Just one school, Monticello Elementary School, earned an A grade in the second year of a controversial grading program developed by the Utah State legislature.
Two schools earned B grades, including Blanding Elementary School and Monticello High School, while three more schools earned a C grade, including Montezuma Creek Elementary School, ARL Middle School and San Juan High School.
Schools earning a failing grade are Bluff and Tse’bii’nidzisgai elementary schools and Whitehorse and Monument Valley high schools.
Two schools did not have enough students to earn a grade. They are La Sal Elementary School and Navajo Mountain High School.
The program was developed by legislators eager to give a quick and concise grade to how individual schools are doing. Opponents say that the grading program overly simplifies the very complex process of educating students.
While local officials admit that there are significant challenges related to educating the diverse students in the San Juan School District, they also stress that good things are happening in the local schools.
The program administers tests to each of the nearly 3,000 students in the local school district. The tests are then graded to determine the percentage of students who earned a score that determines if they are “competent” in the subject.
Statewide, 44 percent of students are declared “competent” in language arts tests. In the San Juan School District, just 23 percent of the students scored in the “competent” range.
Similarly, the 45 percent of statewide students who are competent in mathematics compares to 27 percent of students in the San Juan School District.
The testing and grading program is in its second year, which gives schools a chance to measure growth. A significant increase in growth was found at Montezuma Creek, Monticello and Blanding elementary schools. There was a significant drop in scores at Bluff Elementary School.
In other business at the September 22 meeting of the San Juan School Board, the results of ACT testing of last year’s senior class were released.
The ACT scores of each of the 220 seniors were analyzed. They show that 20 percent of the seniors were college-ready according to the ACT standards. About eight percent of the students tested college-ready in all four of the testing areas.

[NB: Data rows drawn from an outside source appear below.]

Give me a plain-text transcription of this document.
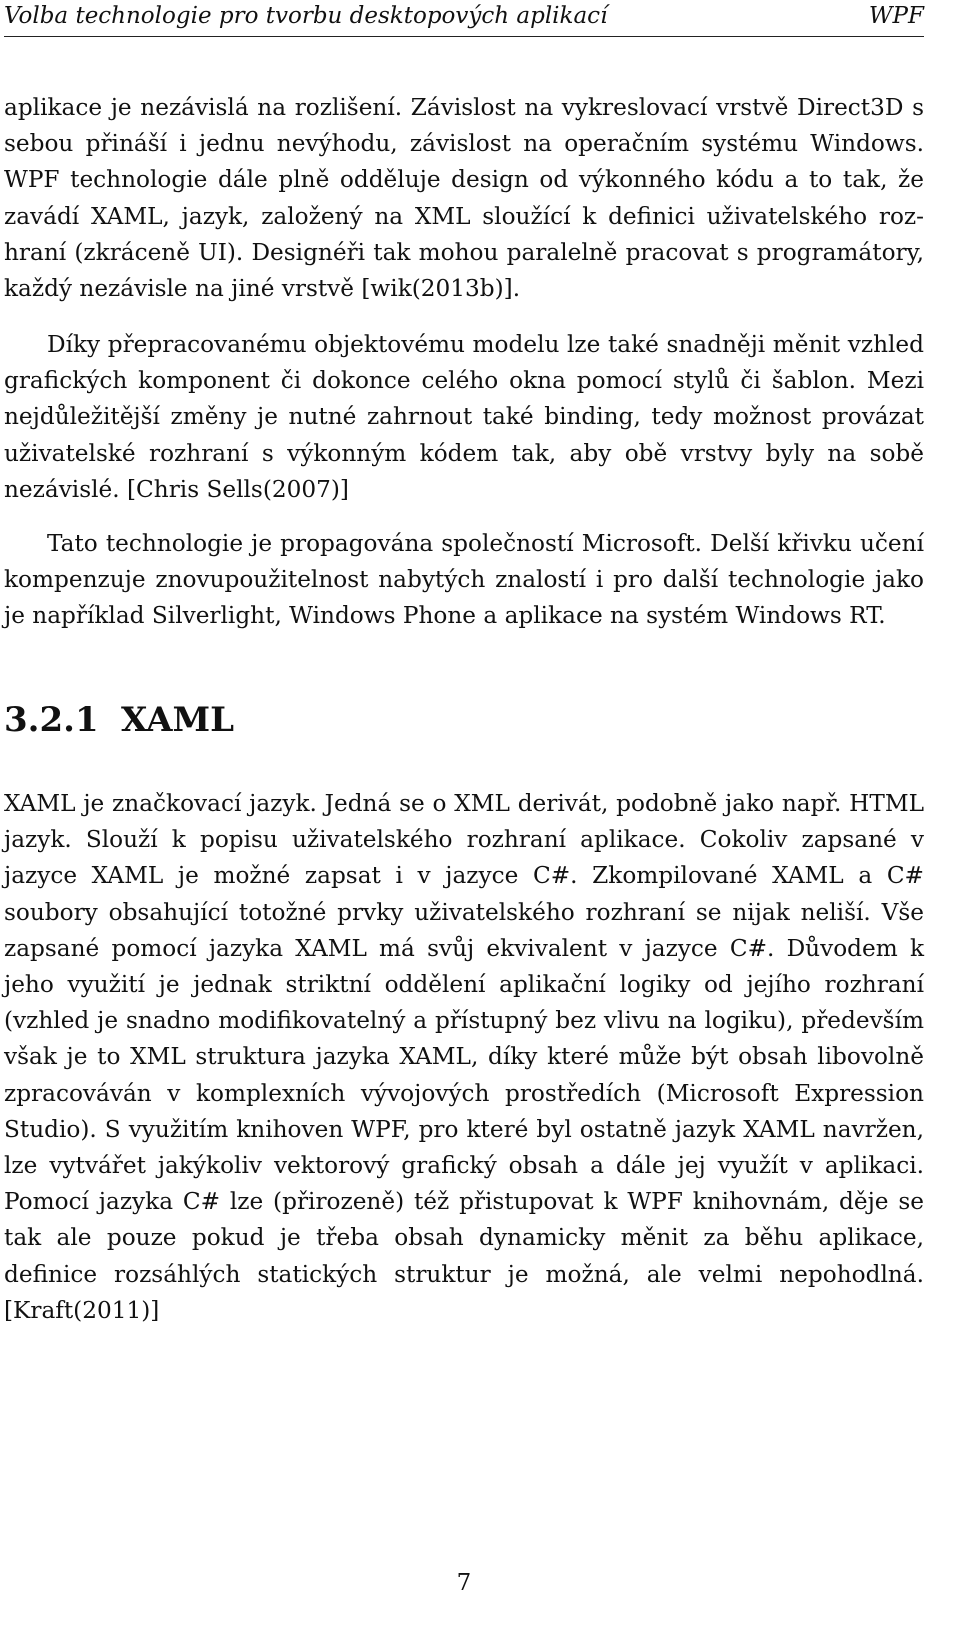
Volba technologie pro tvorbu desktopových aplikací	WPF

aplikace je nezávislá na rozlišení. Závislost na vykreslovací vrstvě Direct3D s sebou přináší i jednu nevýhodu, závislost na operačním systému Windows. WPF technologie dále plně odděluje design od výkonného kódu a to tak, že zavádí XAML, jazyk, založený na XML sloužící k definici uživatelského rozhraní (zkráceně UI). Designéři tak mohou paralelně pracovat s programátory, každý nezávisle na jiné vrstvě [wik(2013b)].

Díky přepracovanému objektovému modelu lze také snadněji měnit vzhled grafických komponent či dokonce celého okna pomocí stylů či šablon. Mezi nejdůležitější změny je nutné zahrnout také binding, tedy možnost provázat uživatelské rozhraní s výkonným kódem tak, aby obě vrstvy byly na sobě nezávislé. [Chris Sells(2007)]

Tato technologie je propagována společností Microsoft. Delší křivku učení kompenzuje znovupoužitelnost nabytých znalostí i pro další technologie jako je například Silverlight, Windows Phone a aplikace na systém Windows RT.

3.2.1 XAML

XAML je značkovací jazyk. Jedná se o XML derivát, podobně jako např. HTML jazyk. Slouží k popisu uživatelského rozhraní aplikace. Cokoliv zapsané v jazyce XAML je možné zapsat i v jazyce C#. Zkompilované XAML a C# soubory obsahující totožné prvky uživatelského rozhraní se nijak neliší. Vše zapsané pomocí jazyka XAML má svůj ekvivalent v jazyce C#. Důvodem k jeho využití je jednak striktní oddělení aplikační logiky od jejího rozhraní (vzhled je snadno modifikovatelný a přístupný bez vlivu na logiku), především však je to XML struktura jazyka XAML, díky které může být obsah libovolně zpracováván v komplexních vývojových prostředích (Microsoft Expression Studio). S využitím knihoven WPF, pro které byl ostatně jazyk XAML navržen, lze vytvářet jakýkoliv vektorový grafický obsah a dále jej využít v aplikaci. Pomocí jazyka C# lze (přirozeně) též přistupovat k WPF knihovnám, děje se tak ale pouze pokud je třeba obsah dynamicky měnit za běhu aplikace, definice rozsáhlých statických struktur je možná, ale velmi nepohodlná. [Kraft(2011)]

7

The ACT test has generally been administered to students who are planning to move ahead for a college education. Several years ago, the State of Utah began testing all high school seniors, not just the college-bound students.
Extra curricular programs were discussed at several schools, including the baseball program at Monticello High School and a possible soccer program at San Juan High School. In addition, there was discussion of a new “no-cut” policy for teams at ARL Middle School. There are half-a-dozen volleyball teams at the middle school.
The school board also discussed capital projects, including the plan to build a new elementary school in Bluff. In early 2015, the board secured land on the western edge of Bluff for a possible school. The analysis of the property is still in progress, but preliminary estimates are that there are as many as five possible archaeology sites, including one possible burial ground on the edge of the property.
Additional work is being completed to determine the issues involved in the project.